Hion Anti-Motion Sickness Smart Glasses, $26.99

These goofy-looking glasses are sure to elicit stares — but fans claim they do the trick to combat motion sickness. The lens-free frames, two in front and one on each side, contain a blue liquid that moves along with the movement of the vehicle or vessel, creating an artificial horizon in your field of vision that manufacturers claim can help make the motion perceived by your eyes consistent with the motion perceived by your inner ear, thus helping reduce (or eliminate) nausea. Users should feel the benefits within about 10 minutes of wearing the glasses, which are recommended for use while looking horizontally (versus, say, looking down while reading). Several companies have entered this niche market in recent years, including French car manufacturer Citroën, whose glasses retail for about $108 US.

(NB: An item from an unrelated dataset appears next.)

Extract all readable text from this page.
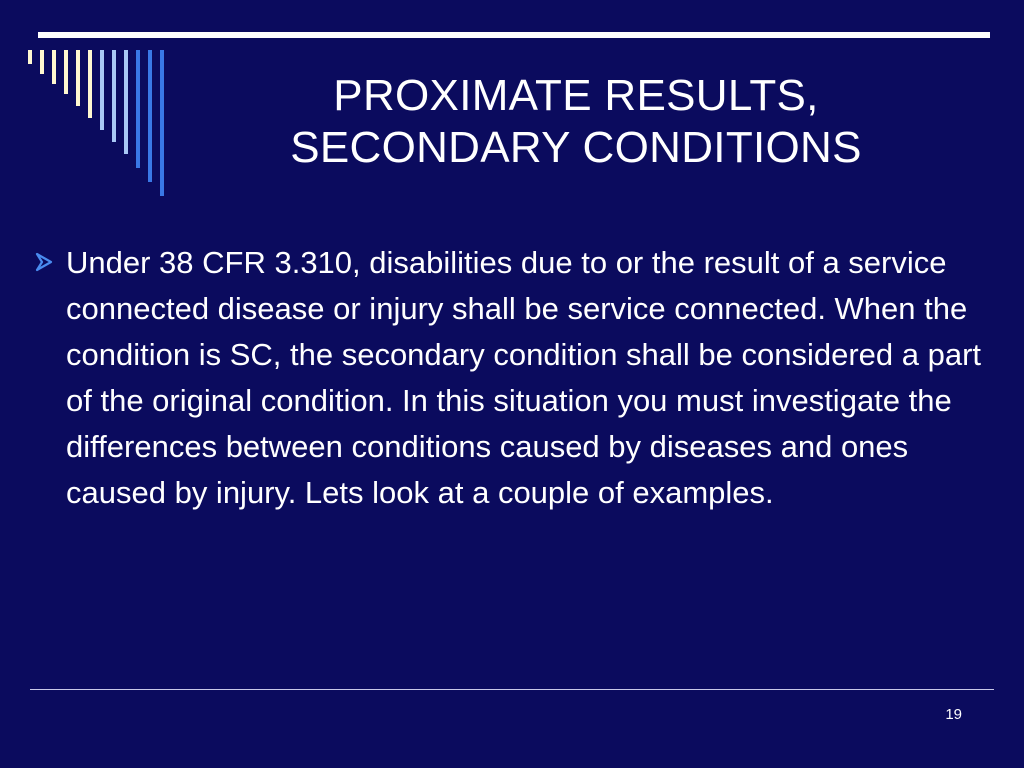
PROXIMATE RESULTS,
SECONDARY CONDITIONS
Under 38 CFR 3.310, disabilities due to or the result of a service connected disease or injury shall be service connected. When the condition is SC, the secondary condition shall be considered a part of the original condition. In this situation you must investigate the differences between conditions caused by diseases and ones caused by injury. Lets look at a couple of examples.
19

Designed by a board-certified gastroenterologist, these drops offer a quick fix for queasy tummies on long car rides. They’re certified USDA organic and come in a range of flavors, from less intense (sweet lychee peppermint, peppermint cream) to intense (fresh crushed peppermint, spice-intense ginger). Stash a few in your glovebox, backpack, or purse to have on-hand as needed, and stock up with a 33-piece bag (or two) for longer trips. You can take up to a dozen a day (but be sure to keep them away from toddlers, as they’re a choking hazard for kiddos under three).